Furthermore, it is not just the brunt of high transmission charges that have thronged Nigerians into the state of utter bewilderment and profound frustration; our football administrators also didn’t deem it fit to put the right peg into the right hole at the right time. How can you go bidding for transmission rights a few weeks before the competition when others started queuing up immediately after the last edition in Angola? It is often said that “no man goes to the stream early and fetches dirty water”. It’s all a business affair. You don’t come late and expect the best of the deals! It is either you get crumbs or you’re plunged into a tight corner where you’d lose. It is not the businessmen in SportsFive that have brought pains to the Nigerian football-loving people rather it is the failure of government and its administrators! “Businessmen will forever remain son of bitch” as J.F. Kennedy was once quoted to have said. That’s why Roman Abrahamovich, the Chelsea FC of England owner could whimsically dismiss nine coaches in eight years for all he cares – it is business!
Sincerely, it is quite painful to see how the joy, support, passion and enthusiasm of an average Nigerian soccer faithful have been reduced to nothing. Coincidentally, as if the National Orientation Agency foresaw this imbroglio that it staged a campaign nationwide a day before the kickoff of the Nations Cup, with the theme “Do the right thing”. Our football administrators’ inability to do the right thing at the right time has brought another untold pains to Nigerians. “Tell it not in Gath and publish it not on the pages of Askeleon” that Nigerians are paying through their nose to catch a glimpse of a competition that is played on their own continental soil.

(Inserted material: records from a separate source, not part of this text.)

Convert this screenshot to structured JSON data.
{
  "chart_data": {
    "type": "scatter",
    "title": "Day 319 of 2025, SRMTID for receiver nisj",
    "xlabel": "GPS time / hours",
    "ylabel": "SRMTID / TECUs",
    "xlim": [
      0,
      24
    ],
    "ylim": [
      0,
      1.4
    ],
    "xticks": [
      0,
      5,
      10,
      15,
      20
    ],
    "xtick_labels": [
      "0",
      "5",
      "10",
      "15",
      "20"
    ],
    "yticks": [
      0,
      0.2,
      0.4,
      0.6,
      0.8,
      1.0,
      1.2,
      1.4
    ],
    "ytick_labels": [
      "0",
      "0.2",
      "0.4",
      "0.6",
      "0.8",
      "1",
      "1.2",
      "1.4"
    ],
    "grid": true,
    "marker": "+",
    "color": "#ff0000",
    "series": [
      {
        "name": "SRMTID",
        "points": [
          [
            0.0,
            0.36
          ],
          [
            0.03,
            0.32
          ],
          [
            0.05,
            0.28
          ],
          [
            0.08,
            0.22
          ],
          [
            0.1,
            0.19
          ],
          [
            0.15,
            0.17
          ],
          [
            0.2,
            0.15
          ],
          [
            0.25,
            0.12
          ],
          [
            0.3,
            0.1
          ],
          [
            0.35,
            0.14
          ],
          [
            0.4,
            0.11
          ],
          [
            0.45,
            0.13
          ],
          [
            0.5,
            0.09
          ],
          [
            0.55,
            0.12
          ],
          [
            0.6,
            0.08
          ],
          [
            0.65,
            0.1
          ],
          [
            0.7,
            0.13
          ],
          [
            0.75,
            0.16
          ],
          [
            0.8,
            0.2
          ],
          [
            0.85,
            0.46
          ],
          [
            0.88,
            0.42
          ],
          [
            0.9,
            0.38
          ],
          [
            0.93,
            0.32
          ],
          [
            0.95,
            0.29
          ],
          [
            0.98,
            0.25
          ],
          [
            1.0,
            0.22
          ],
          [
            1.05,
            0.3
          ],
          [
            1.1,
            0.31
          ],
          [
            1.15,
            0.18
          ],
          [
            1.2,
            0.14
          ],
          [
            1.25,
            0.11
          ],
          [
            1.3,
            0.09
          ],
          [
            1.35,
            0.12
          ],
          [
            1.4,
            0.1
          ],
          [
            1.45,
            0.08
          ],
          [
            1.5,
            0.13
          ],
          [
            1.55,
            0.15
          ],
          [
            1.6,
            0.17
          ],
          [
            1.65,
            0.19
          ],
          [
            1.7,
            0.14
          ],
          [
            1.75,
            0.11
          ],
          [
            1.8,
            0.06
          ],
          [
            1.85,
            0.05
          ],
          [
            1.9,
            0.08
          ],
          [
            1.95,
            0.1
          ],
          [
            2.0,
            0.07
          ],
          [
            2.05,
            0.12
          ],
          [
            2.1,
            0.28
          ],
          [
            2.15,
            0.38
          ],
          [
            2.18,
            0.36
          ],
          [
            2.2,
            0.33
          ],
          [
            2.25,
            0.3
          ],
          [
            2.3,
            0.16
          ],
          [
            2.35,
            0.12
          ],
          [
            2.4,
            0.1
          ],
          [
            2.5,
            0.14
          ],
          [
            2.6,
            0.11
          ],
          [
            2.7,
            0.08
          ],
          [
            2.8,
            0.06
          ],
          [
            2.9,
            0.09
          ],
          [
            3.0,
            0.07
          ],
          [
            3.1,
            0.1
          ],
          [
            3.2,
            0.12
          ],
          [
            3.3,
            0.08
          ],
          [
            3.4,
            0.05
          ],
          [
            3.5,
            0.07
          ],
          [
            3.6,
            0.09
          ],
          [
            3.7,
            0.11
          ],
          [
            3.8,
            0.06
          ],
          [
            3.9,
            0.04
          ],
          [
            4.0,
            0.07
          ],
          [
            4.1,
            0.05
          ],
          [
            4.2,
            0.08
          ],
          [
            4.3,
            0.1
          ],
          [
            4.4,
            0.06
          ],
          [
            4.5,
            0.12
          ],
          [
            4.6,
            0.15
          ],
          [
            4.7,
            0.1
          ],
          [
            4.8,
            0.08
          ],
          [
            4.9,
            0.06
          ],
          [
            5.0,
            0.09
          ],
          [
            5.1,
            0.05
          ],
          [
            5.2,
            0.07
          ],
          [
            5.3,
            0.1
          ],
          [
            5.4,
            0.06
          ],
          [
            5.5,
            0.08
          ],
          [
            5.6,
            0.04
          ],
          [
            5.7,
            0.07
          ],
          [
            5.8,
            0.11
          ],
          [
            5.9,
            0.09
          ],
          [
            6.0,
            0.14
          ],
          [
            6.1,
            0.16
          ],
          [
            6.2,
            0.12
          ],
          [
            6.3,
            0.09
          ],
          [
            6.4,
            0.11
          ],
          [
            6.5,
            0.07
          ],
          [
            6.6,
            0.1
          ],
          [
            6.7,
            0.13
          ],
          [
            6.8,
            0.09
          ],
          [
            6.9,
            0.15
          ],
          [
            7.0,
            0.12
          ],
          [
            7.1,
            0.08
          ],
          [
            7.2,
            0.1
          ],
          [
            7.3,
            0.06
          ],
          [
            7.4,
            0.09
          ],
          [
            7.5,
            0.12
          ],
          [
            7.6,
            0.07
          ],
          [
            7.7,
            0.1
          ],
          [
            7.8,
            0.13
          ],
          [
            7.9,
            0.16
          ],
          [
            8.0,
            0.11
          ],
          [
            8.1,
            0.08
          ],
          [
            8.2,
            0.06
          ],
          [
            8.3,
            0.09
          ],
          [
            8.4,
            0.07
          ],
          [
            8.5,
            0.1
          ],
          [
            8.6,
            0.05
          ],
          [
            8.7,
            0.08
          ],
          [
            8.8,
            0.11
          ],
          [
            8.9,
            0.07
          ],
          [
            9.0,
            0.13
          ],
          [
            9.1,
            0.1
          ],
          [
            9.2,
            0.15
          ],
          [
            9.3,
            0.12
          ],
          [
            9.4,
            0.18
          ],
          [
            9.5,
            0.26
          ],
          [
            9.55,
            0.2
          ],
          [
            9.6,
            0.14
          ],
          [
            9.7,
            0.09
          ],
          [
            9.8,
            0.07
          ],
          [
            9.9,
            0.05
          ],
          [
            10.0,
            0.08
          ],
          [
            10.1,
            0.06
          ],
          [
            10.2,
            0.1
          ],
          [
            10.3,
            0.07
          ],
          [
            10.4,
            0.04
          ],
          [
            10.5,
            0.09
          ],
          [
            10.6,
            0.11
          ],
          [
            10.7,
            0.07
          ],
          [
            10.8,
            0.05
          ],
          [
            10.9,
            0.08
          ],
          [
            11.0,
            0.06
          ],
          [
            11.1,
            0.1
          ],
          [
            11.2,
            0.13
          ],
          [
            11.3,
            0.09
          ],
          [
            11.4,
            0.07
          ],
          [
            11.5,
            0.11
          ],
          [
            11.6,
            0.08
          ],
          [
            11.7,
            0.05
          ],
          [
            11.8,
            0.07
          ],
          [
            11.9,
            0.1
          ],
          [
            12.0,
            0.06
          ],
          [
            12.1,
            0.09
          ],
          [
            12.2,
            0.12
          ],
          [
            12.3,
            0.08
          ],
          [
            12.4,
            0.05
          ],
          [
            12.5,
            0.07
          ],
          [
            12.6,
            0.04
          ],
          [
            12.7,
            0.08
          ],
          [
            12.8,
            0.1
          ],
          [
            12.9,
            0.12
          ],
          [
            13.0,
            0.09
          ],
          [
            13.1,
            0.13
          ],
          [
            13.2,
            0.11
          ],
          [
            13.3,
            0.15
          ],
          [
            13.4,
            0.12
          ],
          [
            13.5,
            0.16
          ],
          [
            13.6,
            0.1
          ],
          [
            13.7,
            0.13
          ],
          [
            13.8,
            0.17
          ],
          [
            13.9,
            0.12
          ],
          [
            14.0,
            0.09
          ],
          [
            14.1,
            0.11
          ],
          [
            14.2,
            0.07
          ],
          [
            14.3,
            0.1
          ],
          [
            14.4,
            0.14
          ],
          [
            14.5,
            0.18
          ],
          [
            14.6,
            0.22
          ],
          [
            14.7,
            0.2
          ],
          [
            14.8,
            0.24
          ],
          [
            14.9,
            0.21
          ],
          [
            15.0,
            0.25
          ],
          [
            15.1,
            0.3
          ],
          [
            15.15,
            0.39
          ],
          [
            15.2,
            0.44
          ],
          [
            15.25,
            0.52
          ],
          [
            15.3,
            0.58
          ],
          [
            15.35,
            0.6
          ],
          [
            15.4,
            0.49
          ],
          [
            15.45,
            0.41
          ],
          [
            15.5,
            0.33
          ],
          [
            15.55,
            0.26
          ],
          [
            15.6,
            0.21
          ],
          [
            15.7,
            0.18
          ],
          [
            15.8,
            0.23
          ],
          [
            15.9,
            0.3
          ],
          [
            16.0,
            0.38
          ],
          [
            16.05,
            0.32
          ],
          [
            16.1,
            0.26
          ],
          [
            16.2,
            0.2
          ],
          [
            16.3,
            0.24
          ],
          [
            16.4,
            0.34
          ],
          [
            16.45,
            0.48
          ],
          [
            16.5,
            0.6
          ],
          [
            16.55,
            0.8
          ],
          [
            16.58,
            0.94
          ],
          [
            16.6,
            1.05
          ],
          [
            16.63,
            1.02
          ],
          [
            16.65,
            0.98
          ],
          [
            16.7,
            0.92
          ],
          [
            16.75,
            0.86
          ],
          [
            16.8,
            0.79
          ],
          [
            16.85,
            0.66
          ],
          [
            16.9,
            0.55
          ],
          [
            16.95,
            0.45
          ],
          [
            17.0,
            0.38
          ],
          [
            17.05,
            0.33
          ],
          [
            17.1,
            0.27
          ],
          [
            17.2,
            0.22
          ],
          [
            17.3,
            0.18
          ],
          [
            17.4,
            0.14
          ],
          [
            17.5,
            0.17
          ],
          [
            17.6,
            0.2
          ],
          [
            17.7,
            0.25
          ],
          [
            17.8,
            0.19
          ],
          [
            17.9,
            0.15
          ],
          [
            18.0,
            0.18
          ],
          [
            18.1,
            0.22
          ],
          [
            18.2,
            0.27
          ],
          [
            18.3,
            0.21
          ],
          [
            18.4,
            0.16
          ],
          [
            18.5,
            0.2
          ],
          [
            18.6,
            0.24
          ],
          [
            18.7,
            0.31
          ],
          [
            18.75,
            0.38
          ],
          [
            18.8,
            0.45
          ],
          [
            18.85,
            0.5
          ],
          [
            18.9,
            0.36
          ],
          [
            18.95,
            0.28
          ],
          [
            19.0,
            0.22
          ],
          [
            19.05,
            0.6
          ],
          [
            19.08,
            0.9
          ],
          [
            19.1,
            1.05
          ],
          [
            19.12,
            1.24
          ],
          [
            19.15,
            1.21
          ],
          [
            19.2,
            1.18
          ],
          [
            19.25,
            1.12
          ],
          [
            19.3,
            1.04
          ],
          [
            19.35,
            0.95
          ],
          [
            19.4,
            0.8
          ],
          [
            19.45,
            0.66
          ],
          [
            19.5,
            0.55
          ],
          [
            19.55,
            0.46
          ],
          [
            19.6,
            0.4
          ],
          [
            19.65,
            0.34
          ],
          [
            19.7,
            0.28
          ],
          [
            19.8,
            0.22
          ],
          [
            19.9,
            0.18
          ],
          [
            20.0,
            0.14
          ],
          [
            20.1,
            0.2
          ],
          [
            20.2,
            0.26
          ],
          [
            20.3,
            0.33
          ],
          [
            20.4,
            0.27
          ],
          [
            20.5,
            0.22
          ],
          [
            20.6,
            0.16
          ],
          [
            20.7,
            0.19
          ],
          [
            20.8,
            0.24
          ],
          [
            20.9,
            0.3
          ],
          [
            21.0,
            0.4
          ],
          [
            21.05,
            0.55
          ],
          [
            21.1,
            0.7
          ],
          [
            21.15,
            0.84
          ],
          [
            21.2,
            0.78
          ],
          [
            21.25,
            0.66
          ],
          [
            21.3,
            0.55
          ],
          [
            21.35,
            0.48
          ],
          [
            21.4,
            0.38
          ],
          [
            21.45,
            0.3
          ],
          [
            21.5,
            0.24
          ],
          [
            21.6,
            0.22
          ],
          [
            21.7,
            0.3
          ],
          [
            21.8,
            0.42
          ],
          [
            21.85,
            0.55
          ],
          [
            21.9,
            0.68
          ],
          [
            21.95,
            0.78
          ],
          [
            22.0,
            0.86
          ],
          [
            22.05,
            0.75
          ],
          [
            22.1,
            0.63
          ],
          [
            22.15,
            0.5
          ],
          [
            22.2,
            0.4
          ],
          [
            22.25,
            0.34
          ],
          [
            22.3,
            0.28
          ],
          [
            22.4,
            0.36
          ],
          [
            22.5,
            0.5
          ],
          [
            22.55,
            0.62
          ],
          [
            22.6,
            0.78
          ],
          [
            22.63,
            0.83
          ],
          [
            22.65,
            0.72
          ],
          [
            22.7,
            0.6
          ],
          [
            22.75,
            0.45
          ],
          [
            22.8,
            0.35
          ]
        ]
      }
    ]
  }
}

Do you know how much each public viewing centre rakes in from the sale of tickets for each match? Multiply it by the total number of matches (32). Sum them up nationwide and then tell me why six million Euros became a herculean task for the acclaimed giant of Africa? But a National Sports Commission secretary once told Nigerians last year January that they spent millions of naira to open a Facebook account for the commission. We are not all fools in this country!
What more can we ask from a nation where N28m could be spent to renovate 26 toilets? What more can we ask from a nation where football administrators just convene at the Glass House to collect allocations without doing the right thing at the right time? What more can we ask from a country where a mere Local Government Chairman has the capacity to single-handedly sponsor the Nations Cup from his profligate affluence? What more can we ask from a nation that parades itself as the giant of Africa? What more can we ask? And how much is much? By the way, the 2014 FIFA World Cup, I am told, is just by the corner.